Partial mash (stove top): 0.5 lb 2-row, 0.5 lb carapils
Heat 1 qt water to 168 deg F, add loose grains. Maintain temp of ~152-156 deg for an hour. Place fine mesh strainer over brew kettle, pour wort through the strainer. Heat 1 qt water to 168 deg F, for use in sparging. Add water to bring total volume to 5 qt.
Note: This is the one and only time I tried to do a partial mash on the stove top; from this point out, I'll be using a cooler.
60 min boil
0.5 lb Golden malt DME (@ 60 min)
0.2 lb Belgian candy sugar (@ 60 min)
1 lb Pilsen malt DME (@ 15 min)
7 g German Perle (@ 60 min)
7 g Saaz (@ 15 min)
Cooled wort to ~80 deg F (ice bath), transferred to fermenter, aerated. Pitched ~1/2 packet (maybe a little more) of Safbrew Abbaye dry yeast.

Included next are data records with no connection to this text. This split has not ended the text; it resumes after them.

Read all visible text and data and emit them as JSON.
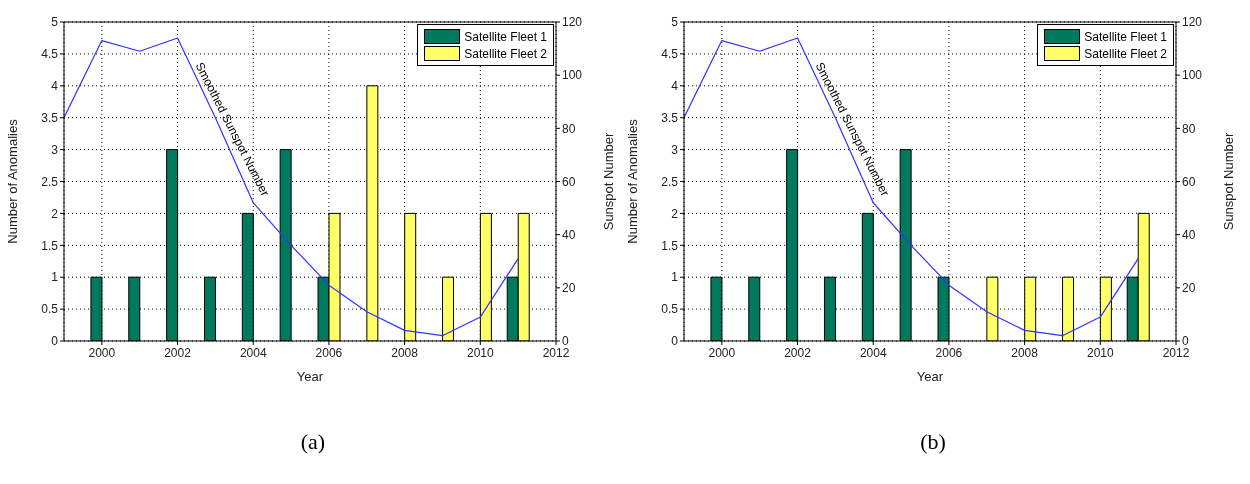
{
  "chart_data": [
    {
      "type": "bar",
      "xlabel": "Year",
      "ylabel": "Number of Anomalies",
      "y2label": "Sunspot Number",
      "annotations": [
        "Smoothed Sunspot Number",
        "(a)"
      ],
      "x": [
        2000,
        2001,
        2002,
        2003,
        2004,
        2005,
        2006,
        2007,
        2008,
        2009,
        2010,
        2011
      ],
      "series": [
        {
          "name": "Satellite Fleet 1",
          "color": "#007a5e",
          "values": [
            1,
            1,
            3,
            1,
            2,
            3,
            1,
            0,
            0,
            0,
            0,
            1
          ]
        },
        {
          "name": "Satellite Fleet 2",
          "color": "#ffff66",
          "values": [
            0,
            0,
            0,
            0,
            0,
            0,
            2,
            4,
            2,
            1,
            2,
            2
          ]
        },
        {
          "type": "line",
          "axis": "y2",
          "color": "#3333ff",
          "x": [
            1999,
            2000,
            2001,
            2002,
            2003,
            2004,
            2005,
            2006,
            2007,
            2008,
            2009,
            2010,
            2011
          ],
          "values": [
            84,
            113,
            109,
            114,
            84,
            52,
            36,
            21,
            11,
            4,
            2,
            9,
            31
          ]
        }
      ],
      "xlim": [
        1999,
        2012
      ],
      "xticks": [
        2000,
        2002,
        2004,
        2006,
        2008,
        2010,
        2012
      ],
      "ylim": [
        0,
        5
      ],
      "yticks": [
        0,
        0.5,
        1,
        1.5,
        2,
        2.5,
        3,
        3.5,
        4,
        4.5,
        5
      ],
      "y2lim": [
        0,
        120
      ],
      "y2ticks": [
        0,
        20,
        40,
        60,
        80,
        100,
        120
      ],
      "grid": true,
      "legend": "top right",
      "line_style": "solid",
      "marker": "none"
    },
    {
      "type": "bar",
      "xlabel": "Year",
      "ylabel": "Number of Anomalies",
      "y2label": "Sunspot Number",
      "annotations": [
        "Smoothed Sunspot Number",
        "(b)"
      ],
      "x": [
        2000,
        2001,
        2002,
        2003,
        2004,
        2005,
        2006,
        2007,
        2008,
        2009,
        2010,
        2011
      ],
      "series": [
        {
          "name": "Satellite Fleet 1",
          "color": "#007a5e",
          "values": [
            1,
            1,
            3,
            1,
            2,
            3,
            1,
            0,
            0,
            0,
            0,
            1
          ]
        },
        {
          "name": "Satellite Fleet 2",
          "color": "#ffff66",
          "values": [
            0,
            0,
            0,
            0,
            0,
            0,
            0,
            1,
            1,
            1,
            1,
            2
          ]
        },
        {
          "type": "line",
          "axis": "y2",
          "color": "#3333ff",
          "x": [
            1999,
            2000,
            2001,
            2002,
            2003,
            2004,
            2005,
            2006,
            2007,
            2008,
            2009,
            2010,
            2011
          ],
          "values": [
            84,
            113,
            109,
            114,
            84,
            52,
            36,
            21,
            11,
            4,
            2,
            9,
            31
          ]
        }
      ],
      "xlim": [
        1999,
        2012
      ],
      "xticks": [
        2000,
        2002,
        2004,
        2006,
        2008,
        2010,
        2012
      ],
      "ylim": [
        0,
        5
      ],
      "yticks": [
        0,
        0.5,
        1,
        1.5,
        2,
        2.5,
        3,
        3.5,
        4,
        4.5,
        5
      ],
      "y2lim": [
        0,
        120
      ],
      "y2ticks": [
        0,
        20,
        40,
        60,
        80,
        100,
        120
      ],
      "grid": true,
      "legend": "top right",
      "line_style": "solid",
      "marker": "none"
    }
  ]
}
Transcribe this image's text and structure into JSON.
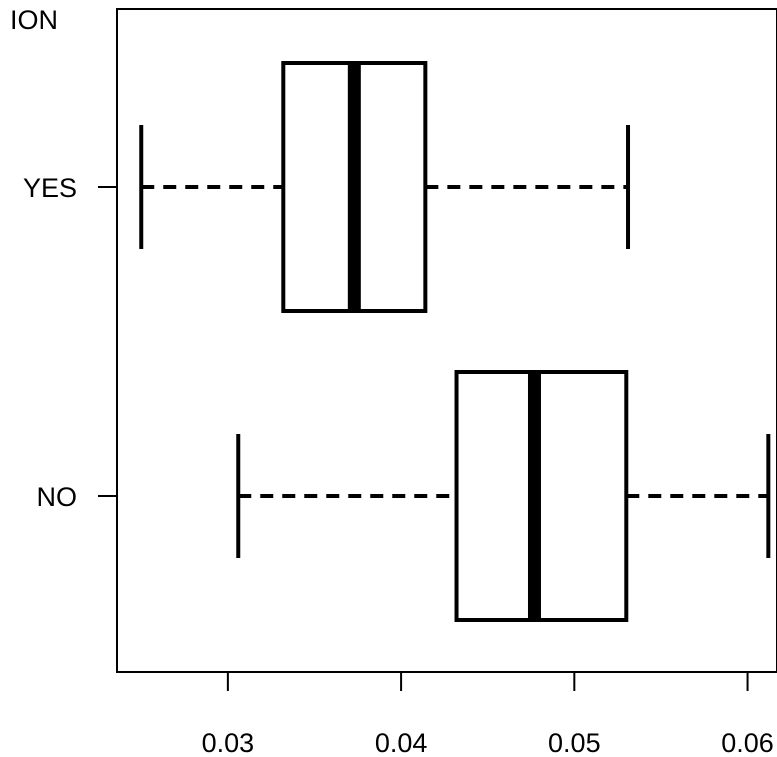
{
  "chart_data": {
    "type": "boxplot",
    "orientation": "horizontal",
    "title": "ION",
    "xlabel": "",
    "ylabel": "",
    "xlim": [
      0.0236,
      0.0617
    ],
    "x_ticks": [
      0.03,
      0.04,
      0.05,
      0.06
    ],
    "x_tick_labels": [
      "0.03",
      "0.04",
      "0.05",
      "0.06"
    ],
    "categories": [
      "YES",
      "NO"
    ],
    "boxes": [
      {
        "name": "YES",
        "whisker_low": 0.025,
        "q1": 0.0332,
        "median": 0.0373,
        "q3": 0.0414,
        "whisker_high": 0.0531
      },
      {
        "name": "NO",
        "whisker_low": 0.0306,
        "q1": 0.0432,
        "median": 0.0477,
        "q3": 0.053,
        "whisker_high": 0.0612
      }
    ],
    "grid": false,
    "legend": "none"
  }
}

primary: ~ 10 days (20 May)
secondary: 4 wks (17 June)
bottle: ~3 wks
|Tripel, 19 May|
20 May: Racked to secondary.
16 Jun: Bottled
Addendum, 1 Jul: This was my first attempt at a partial mash, trying it on the stove top (I didn't use the cooler for this one). Opened the bottle, not much carbonation, no head on the beer when poured. Full nose of bread, but the beer had a sour taste.
I'm thinking something may have happened to the beer, perhaps when I transferred it to secondary. I'm going to redo this one, using my current partial mash methodology, as well as reducing the time that the beer is in the fermenter. The blog page for the beer shows it in the fermenter, as a nice golden color. By the time the beer was bottled, sitting in the fermenter it was a brown color near the top, transitioning into a reddish hue, then golden near the bottom. As far as the yeast goes, I can try the Abbaye again, or look at maybe the Safbrew T-58, based on the thoughts shared here.